Here’s the thing: that wasn’t the plan. We had a plan. It included Europe and Africa and school and, at the right point, kids. It definitely involved watching my sister play her last two years of high school basketball. And it was chock full of all things exotic and adventurous.
But we decided to check it out, see if there was any promise there. And we met the people…ah, the people. Everyone we met and spoke to prided the congregation on the unity they had with each other. I thought it might be one of those overblown things that people just like to say. But it wasn’t. We had several whirlwind weekends full of meeting as many people as possible and every time I left amazed by what I had just experienced.

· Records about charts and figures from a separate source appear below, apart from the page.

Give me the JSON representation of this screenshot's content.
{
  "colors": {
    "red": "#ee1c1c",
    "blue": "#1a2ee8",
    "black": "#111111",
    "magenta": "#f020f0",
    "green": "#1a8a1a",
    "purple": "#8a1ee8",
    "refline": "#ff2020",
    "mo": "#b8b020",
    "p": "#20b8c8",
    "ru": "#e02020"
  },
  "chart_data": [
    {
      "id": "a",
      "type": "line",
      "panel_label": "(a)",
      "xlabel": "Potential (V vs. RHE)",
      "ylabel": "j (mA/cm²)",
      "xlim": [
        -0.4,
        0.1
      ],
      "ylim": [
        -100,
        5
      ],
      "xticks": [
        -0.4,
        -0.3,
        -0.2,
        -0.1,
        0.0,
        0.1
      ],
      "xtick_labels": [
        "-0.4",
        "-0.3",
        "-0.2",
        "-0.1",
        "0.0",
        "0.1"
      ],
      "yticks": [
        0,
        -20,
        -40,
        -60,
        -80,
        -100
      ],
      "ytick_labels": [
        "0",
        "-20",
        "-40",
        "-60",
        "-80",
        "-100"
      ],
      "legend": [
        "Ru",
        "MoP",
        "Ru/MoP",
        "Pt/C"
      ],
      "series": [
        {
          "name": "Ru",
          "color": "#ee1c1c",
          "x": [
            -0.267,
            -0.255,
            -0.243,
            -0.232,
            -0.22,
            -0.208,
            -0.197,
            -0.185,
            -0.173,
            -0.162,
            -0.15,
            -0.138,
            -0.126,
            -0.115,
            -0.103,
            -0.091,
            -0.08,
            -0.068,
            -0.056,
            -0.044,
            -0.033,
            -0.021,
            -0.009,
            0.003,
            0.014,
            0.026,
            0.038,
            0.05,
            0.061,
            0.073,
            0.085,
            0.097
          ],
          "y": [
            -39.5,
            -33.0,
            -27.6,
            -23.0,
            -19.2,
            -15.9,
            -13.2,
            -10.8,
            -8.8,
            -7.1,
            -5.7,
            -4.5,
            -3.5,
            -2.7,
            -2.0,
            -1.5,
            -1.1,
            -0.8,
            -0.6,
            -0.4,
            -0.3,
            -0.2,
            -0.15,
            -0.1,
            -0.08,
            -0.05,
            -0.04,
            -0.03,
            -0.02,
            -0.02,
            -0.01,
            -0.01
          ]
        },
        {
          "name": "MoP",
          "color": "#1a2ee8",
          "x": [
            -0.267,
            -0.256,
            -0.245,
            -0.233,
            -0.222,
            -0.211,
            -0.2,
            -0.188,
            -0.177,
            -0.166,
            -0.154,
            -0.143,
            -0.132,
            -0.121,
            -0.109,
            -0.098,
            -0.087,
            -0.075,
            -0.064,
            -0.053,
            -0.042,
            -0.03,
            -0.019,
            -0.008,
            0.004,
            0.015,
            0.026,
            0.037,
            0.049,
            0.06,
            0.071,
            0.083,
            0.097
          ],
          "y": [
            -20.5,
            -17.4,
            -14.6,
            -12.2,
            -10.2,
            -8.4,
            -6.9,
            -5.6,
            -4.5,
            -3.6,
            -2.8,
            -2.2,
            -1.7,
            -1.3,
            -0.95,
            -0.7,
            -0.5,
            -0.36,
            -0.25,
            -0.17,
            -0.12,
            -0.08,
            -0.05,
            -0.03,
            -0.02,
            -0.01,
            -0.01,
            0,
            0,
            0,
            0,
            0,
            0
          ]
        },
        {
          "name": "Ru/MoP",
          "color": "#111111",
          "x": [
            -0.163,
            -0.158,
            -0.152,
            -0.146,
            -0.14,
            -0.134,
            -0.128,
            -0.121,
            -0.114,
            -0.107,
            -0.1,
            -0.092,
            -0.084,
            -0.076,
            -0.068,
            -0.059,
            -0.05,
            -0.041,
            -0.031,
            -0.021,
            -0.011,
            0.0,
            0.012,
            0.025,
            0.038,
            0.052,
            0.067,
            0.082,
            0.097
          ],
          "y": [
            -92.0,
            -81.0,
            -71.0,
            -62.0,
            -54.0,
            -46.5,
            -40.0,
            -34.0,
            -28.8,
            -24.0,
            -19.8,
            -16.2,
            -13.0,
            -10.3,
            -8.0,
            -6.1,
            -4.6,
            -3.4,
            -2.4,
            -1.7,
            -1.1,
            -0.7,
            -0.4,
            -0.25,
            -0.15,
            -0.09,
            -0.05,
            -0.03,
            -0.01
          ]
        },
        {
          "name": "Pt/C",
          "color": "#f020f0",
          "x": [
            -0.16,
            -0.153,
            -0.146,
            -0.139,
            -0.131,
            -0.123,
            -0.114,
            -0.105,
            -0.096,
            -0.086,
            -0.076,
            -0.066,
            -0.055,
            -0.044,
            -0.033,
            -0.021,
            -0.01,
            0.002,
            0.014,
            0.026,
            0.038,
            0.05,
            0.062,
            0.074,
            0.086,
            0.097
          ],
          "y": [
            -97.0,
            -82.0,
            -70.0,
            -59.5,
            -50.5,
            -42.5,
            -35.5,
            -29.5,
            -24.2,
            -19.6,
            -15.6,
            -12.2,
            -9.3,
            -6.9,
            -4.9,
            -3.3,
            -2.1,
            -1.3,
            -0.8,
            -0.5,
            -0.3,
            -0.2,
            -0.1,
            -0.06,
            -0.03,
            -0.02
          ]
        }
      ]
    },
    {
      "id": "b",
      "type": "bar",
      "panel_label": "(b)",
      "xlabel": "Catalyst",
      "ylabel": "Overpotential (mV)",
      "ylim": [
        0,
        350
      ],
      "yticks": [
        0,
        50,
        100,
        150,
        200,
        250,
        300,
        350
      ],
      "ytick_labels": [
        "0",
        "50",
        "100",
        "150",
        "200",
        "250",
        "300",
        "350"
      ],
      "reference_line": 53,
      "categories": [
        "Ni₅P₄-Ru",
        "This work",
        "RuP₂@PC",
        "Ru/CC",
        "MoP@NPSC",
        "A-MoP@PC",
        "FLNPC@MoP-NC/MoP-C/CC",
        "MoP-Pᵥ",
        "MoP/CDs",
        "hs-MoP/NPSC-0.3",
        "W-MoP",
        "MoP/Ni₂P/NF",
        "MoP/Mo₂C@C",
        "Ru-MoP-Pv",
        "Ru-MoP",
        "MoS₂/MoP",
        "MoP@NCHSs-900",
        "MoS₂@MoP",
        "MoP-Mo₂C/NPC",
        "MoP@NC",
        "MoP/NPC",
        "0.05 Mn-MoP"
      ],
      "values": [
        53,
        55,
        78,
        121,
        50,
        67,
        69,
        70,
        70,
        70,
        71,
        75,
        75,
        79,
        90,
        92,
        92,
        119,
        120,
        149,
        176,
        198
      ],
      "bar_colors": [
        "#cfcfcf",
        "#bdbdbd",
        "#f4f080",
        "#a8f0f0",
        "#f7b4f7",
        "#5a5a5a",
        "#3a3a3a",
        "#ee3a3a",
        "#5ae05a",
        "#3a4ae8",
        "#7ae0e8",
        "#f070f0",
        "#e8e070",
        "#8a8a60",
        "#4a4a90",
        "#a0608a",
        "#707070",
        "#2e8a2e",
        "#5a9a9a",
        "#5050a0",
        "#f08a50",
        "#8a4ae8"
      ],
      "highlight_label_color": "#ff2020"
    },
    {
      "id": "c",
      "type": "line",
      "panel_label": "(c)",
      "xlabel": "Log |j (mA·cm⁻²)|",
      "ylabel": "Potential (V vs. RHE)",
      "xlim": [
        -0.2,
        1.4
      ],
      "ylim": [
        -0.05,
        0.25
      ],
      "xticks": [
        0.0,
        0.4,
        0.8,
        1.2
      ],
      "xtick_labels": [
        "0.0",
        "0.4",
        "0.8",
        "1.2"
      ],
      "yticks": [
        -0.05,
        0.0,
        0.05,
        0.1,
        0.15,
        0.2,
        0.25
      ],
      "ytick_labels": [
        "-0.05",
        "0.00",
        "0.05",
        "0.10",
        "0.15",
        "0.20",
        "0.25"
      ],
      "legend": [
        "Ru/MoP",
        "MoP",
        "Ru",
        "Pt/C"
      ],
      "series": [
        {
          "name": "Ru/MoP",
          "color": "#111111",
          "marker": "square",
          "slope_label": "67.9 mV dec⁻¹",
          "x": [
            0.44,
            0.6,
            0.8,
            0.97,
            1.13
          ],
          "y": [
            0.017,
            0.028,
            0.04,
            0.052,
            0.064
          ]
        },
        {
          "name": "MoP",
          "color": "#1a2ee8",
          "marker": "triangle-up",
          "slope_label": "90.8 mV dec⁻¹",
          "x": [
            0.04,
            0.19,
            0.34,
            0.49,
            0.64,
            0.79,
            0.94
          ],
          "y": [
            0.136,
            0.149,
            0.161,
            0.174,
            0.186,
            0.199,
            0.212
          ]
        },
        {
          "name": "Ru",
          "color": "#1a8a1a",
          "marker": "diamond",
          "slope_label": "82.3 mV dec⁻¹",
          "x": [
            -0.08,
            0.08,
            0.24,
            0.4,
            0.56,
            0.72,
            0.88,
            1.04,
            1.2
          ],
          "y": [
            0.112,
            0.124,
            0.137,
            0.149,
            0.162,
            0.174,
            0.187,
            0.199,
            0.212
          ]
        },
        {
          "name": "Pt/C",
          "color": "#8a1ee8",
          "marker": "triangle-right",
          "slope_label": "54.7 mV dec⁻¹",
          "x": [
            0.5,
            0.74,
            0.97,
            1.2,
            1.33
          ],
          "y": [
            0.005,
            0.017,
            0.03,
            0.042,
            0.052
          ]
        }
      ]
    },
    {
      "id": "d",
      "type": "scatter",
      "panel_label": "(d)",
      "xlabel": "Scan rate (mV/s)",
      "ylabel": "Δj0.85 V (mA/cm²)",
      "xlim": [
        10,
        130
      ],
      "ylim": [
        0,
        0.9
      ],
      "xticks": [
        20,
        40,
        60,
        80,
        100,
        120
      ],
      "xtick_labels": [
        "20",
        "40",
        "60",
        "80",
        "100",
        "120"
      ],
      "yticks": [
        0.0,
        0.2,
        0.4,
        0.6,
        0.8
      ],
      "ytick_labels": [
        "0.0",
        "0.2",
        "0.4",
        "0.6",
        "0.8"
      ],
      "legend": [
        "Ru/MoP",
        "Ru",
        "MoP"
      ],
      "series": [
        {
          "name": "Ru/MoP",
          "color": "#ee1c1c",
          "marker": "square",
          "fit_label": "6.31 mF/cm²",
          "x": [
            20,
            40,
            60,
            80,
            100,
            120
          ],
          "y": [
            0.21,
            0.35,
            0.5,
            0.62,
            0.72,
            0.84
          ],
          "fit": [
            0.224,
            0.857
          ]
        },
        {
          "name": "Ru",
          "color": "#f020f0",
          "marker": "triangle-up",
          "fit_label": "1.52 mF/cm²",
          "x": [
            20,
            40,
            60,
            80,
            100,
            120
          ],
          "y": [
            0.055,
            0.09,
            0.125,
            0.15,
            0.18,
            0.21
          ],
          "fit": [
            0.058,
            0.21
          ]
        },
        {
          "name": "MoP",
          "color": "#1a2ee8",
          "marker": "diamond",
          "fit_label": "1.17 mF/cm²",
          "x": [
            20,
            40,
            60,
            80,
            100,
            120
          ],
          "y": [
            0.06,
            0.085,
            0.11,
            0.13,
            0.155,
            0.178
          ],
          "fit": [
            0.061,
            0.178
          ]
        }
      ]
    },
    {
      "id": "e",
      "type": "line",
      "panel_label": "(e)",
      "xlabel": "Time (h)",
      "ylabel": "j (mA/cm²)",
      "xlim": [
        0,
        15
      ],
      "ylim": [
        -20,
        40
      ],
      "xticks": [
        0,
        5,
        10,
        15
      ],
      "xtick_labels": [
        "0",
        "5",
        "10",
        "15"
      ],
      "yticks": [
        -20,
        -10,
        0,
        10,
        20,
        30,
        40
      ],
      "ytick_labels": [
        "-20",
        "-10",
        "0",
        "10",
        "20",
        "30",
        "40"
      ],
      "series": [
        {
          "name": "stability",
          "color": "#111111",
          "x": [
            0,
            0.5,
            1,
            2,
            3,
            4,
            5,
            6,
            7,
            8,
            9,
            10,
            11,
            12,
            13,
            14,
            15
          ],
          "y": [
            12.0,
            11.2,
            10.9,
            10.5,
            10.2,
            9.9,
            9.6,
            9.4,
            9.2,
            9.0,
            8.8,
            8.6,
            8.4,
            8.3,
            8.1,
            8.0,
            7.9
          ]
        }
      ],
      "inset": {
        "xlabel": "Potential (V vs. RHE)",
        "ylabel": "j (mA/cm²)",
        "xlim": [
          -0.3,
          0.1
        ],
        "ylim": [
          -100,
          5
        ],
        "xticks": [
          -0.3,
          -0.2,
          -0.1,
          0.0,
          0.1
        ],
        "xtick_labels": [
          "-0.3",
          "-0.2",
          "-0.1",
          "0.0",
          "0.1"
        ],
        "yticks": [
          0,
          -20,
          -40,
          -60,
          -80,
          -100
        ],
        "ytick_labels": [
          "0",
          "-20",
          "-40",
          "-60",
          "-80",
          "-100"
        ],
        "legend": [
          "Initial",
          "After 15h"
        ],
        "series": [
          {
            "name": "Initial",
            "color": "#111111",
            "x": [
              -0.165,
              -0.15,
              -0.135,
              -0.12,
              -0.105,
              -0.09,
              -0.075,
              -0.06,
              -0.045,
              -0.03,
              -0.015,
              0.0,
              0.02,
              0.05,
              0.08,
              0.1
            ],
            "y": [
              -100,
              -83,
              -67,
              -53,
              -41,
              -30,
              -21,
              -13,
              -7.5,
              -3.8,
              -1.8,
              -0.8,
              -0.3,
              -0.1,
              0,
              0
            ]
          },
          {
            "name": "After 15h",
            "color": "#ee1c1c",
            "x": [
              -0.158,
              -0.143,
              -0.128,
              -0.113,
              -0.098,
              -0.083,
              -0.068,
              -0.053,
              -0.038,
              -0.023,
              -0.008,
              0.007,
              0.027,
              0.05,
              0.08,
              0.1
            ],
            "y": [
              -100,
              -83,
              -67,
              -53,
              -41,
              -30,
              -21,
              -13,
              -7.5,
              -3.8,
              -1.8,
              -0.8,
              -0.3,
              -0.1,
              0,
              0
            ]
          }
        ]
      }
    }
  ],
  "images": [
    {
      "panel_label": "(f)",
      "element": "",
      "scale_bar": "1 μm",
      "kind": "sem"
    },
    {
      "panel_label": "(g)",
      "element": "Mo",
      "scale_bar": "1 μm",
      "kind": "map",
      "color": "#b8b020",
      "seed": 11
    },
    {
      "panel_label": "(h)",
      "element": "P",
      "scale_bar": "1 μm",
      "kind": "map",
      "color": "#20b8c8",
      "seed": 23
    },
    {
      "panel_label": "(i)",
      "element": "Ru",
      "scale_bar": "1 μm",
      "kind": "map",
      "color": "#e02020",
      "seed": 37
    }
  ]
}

Rarely in my life have I met a group of people that so embodied a spirit of oneness, unity, support, and love.
I love stories. All formats. Books, television, movies, all of it. And while a good plot can make or break a story, that’s never been what I really cared about. It’s always been the characters. It’s about Emma Woodhouse going from spiteful mockery to sweet humility and not about her attempts at playing cupid. It’s about sweet, nerdy Chuck Bartowski and the hardened Sarah Walker falling in love and not the evildoer of the week. The stories don’t mean anything if the characters aren’t the heart of it (I’m looking at you, movie version of Prince Caspian).
We’re moving next month. I’m excited, scared, happy, nervous, intimidated, and open to possibilities. Yes, we’re moving to a place where one of the first questions asked is if we hunt and fish. I don’t. And the nearest Whole Foods is at least three hours away. But there are amazing people. And after 25 years in the same place, there’s a whole parish of new opportunities. And our plans might not be the same, but that doesn’t mean they can’t be as good. As fulfilling. It’s still a story about us, wherever we are.
And then I remember that it’s not about me. It’s not really our story at all. It’s God’s. Whether I’m in Texas or Oklahoma or Louisiana or Tanzania or Wyoming or Venice, my purpose is to serve Him. And I know the most exciting, adventurous story in the world means nothing if through it nobody ever learns the name of Jesus and what He did. We truly believe that our best opportunity to serve God right now is in Louisiana. By the bayou. (For the record, I’m going to incorporate the word “bayou” into as many conversations as possible from here on out. Until I forget.)
So there we go. There’s so much more to say but the the moment I’m feeling like that’s enough. He’s enough.